Septic Arthritis in a 14-Month-Old Child

Jeanette M. Ramos, MD; Julie A. Ribes, MD, PhD


April 12, 2010

In This Article

Differential Diagnosis

Staphylococcus aureus is the most common pathogen implicated in septic arthritis in children, representing approximately 40% of cases.[1,2] Included in the differential are other gram-positive cocci, such as group A and group C streptococci and Streptococcus pneumoniae. Prior to routine vaccination, Haemophilus influenzae type B was a significant pathogen, but its frequency in joint infections has decreased in recent years. Other gram-negative organisms commonly found in joint infections in children include Neisseria species (Nmeningitidis and N gonorrhoeae), Enterobacteriaceae species, Kingella kingae, and Brucella melitensis. Seen in much lower frequency are other etiologic agents, including yeasts. In a significant proportion of cases (over 33% in most studies), no etiologic agent can be identified by routine culture methods.[1,2] A recent article describing polymerase chain reaction (PCR) for Kkingae demonstrated that K kingae DNA could be identified in almost half of the culture-negative joints, making this pathogen the most common organism identified in septic joints of children in that study.[3]

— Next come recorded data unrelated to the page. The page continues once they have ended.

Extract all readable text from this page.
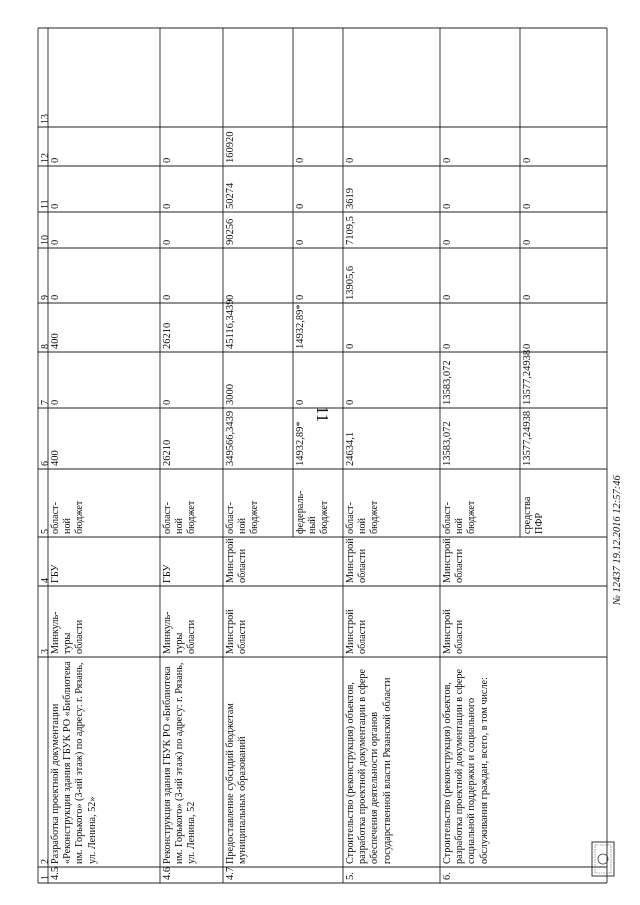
11
1
2
3
4
5
6
7
8
9
10
11
12
13
4.5
Разработка проектной документации «Реконструкция здания ГБУК РО «Библиотека им. Горького» (3-ий этаж) по адресу: г. Рязань, ул. Ленина, 52»
Минкуль-
туры
области
ГБУ
област-
ной
бюджет
400
0
400
0
0
0
0
4.6
Реконструкция здания ГБУК РО «Библиотека им. Горького» (3-ий этаж) по адресу: г. Рязань, ул. Ленина, 52
Минкуль-
туры
области
ГБУ
област-
ной
бюджет
26210
0
26210
0
0
0
0
4.7
Предоставление субсидий бюджетам муниципальных образований
Минстрой
области
Минстрой
области
област-
ной
бюджет
349566,3439
3000
45116,3439
0
90256
50274
160920
федераль-
ный
бюджет
14932,89*
0
14932,89*
0
0
0
0
5.
Строительство (реконструкция) объектов, разработка проектной документации в сфере обеспечения деятельности органов государственной власти Рязанской области
Минстрой
области
Минстрой
области
област-
ной
бюджет
24634,1
0
0
13905,6
7109,5
3619
0
6.
Строительство (реконструкция) объектов, разработка проектной документации в сфере социальной поддержки и социального обслуживания граждан, всего, в том числе:
Минстрой
области
Минстрой
области
област-
ной
бюджет
13583,072
13583,072
0
0
0
0
0
средства
ПФР
13577,24938
13577,24938
0
0
0
0
0
№ 12437 19.12.2016 12:57:46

The Gram stain helped us to eliminate the gram-positive organisms, whereas the morphology of the gram-negative rods, growth rates, and growth media allowed us to eliminate Haemophilus influenzae (gram-negative coccobacillary forms, no growth on blood agar), Neisseria species (gram-negative diplococci), and Brucella melitensis (small, gram-negative coccobacilli) from the differential. The positive oxidase and lack of growth on MacConkey agar eliminated the Enterobacteriaceae from consideration. K kingae fit the Gram stain morphology, growth characteristics, and oxidase production. It is also the most likely etiologic agent in the patient's age group (under 2 years of age) when very sensitive methods like PCR are used to identify the infectious agent.[3]